Our study has advantages and limitations. The advantage of using BMI to assess nutritional status in this study is practical and objective in nature. However, the use of BMI to determine the nutritional status yields lesser research participants due to the exclusion of patients with edema. Lately, there are several validated tools that can address this limitation such as NRS-2002, MNA-SF, MUST, or SGA (Schueren et al., 2014).

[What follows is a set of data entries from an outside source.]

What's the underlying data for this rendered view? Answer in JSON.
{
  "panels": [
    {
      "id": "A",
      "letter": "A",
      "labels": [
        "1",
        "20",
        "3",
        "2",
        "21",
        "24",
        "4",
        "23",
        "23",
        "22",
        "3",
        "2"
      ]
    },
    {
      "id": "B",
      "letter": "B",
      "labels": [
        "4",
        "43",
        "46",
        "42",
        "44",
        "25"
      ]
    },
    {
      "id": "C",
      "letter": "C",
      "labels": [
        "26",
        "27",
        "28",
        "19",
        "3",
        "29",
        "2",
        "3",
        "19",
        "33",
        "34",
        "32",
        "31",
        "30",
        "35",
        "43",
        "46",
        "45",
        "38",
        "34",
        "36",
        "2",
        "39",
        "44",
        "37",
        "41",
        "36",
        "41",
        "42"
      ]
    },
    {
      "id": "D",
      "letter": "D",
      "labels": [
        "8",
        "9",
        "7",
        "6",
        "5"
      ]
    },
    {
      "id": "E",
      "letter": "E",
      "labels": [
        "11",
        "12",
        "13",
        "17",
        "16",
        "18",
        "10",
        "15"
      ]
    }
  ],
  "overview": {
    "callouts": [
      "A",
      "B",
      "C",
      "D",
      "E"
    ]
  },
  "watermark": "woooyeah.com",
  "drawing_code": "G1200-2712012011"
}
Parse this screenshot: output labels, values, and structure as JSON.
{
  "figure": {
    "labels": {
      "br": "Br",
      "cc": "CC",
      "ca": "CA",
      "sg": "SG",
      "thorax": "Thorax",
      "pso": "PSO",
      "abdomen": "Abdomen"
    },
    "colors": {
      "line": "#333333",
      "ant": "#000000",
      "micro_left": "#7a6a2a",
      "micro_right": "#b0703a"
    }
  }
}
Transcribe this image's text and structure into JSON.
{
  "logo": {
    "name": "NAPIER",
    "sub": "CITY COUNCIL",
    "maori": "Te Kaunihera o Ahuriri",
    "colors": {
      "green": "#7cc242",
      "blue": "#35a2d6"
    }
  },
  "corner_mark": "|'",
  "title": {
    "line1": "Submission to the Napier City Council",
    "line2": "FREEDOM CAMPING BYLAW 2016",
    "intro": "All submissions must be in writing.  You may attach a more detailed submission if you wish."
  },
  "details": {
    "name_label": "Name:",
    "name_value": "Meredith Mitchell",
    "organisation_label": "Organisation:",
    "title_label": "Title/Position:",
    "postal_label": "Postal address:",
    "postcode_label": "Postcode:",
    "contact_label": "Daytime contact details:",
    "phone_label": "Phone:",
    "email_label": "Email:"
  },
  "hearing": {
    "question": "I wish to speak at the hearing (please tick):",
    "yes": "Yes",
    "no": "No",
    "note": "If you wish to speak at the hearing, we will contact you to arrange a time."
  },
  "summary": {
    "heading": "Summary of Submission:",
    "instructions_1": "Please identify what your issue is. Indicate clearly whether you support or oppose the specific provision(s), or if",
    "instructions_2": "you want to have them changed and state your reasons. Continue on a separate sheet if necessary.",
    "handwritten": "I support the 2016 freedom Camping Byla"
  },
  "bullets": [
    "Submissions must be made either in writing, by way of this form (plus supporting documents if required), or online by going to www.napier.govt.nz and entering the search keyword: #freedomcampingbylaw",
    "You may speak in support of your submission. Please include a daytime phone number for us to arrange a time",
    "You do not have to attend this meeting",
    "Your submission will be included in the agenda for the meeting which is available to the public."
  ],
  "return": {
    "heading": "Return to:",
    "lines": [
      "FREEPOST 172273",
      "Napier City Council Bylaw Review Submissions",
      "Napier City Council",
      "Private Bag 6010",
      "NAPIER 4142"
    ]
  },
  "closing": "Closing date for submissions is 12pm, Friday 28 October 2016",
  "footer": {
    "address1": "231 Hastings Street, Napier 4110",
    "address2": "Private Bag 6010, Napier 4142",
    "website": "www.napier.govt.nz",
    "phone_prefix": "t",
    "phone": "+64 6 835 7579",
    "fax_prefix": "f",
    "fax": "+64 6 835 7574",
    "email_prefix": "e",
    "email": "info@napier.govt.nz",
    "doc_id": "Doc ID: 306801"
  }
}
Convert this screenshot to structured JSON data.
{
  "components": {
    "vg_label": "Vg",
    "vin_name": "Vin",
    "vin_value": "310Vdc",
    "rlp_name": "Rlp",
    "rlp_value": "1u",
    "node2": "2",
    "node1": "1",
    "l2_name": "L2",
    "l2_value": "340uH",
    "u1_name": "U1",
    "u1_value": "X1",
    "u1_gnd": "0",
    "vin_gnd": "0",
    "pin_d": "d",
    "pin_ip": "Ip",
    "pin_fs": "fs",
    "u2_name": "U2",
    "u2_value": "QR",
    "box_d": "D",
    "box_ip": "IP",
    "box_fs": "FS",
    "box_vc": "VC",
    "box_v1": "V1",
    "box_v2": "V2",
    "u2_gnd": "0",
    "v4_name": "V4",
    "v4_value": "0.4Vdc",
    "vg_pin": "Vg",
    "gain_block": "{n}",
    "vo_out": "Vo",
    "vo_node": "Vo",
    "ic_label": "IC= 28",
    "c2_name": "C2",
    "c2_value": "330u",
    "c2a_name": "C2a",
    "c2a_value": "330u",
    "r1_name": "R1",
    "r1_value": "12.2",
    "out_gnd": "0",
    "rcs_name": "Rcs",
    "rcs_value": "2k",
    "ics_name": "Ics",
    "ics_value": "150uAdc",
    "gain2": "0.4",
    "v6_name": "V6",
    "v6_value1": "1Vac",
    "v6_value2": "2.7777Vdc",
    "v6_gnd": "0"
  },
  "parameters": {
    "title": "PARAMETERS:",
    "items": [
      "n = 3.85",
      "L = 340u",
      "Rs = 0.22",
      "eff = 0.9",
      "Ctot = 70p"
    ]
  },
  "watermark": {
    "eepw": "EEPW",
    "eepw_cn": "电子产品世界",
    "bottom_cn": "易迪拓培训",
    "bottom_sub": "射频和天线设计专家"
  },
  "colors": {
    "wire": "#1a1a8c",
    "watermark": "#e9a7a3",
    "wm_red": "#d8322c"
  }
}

This cross-sectional study design we used is not able to show the causal relationship between undernutrition at admission and its associated factors.
Conclusion and Recommendations
The study revealed that the prevalence of undernutrition at admission among Internal Medicine ward patients was 26.7%. Factors associated with an increased prevalence of undernutrition at admission were age <40 years, unmarried status, and malignancy. Malignancy is an independent factor associated with undernutrition at admission among Internal Medicine ward patients.
The authors recommend that nutritional screening should be done in all patients upon admission to the hospital. Specific population that need special attention regarding nutritional monitoring are young patients (age <40 years), unmarried patients, and patients with malignancy. Further research must be done in multiple sites so that the findings could be used widely.
Footnotes
Author Contributions
N.C.B. conceived the study question and contributed to the study design, undertook data collection, data analysis and interpretation, and writing the manuscript. D.S. contributed to the study design, undertook data collection and data analysis, and contributed to data interpretation, and supervised the manuscript writing. D.H.S.D. conceived the study question, and contributed to the study design, supervised data collection, data analysis and interpretation, and writing the manuscript. I.R. conceived the study question, and contributed to the study design, supervised data collection, data analysis and interpretation, and supervised the manuscript writing. D.P. conceived the study question, and contributed to the study design, supervised data collection, data analysis and interpretation, and supervised the manuscript writing.
Declaration of Conflicting Interests
The author(s) declared no potential conflicts of interest with respect to the research, authorship, and/or publication of this article.
Funding
The author(s) received no financial support for the research, authorship, and/or publication of this article.
Ethical Approval
The study protocol has been approved by Ethics and Research Committee of the Faculty of Medicine, University of Indonesia (approval letter KET-389/UN2.F1/ETIK/PPM.00.02/2019).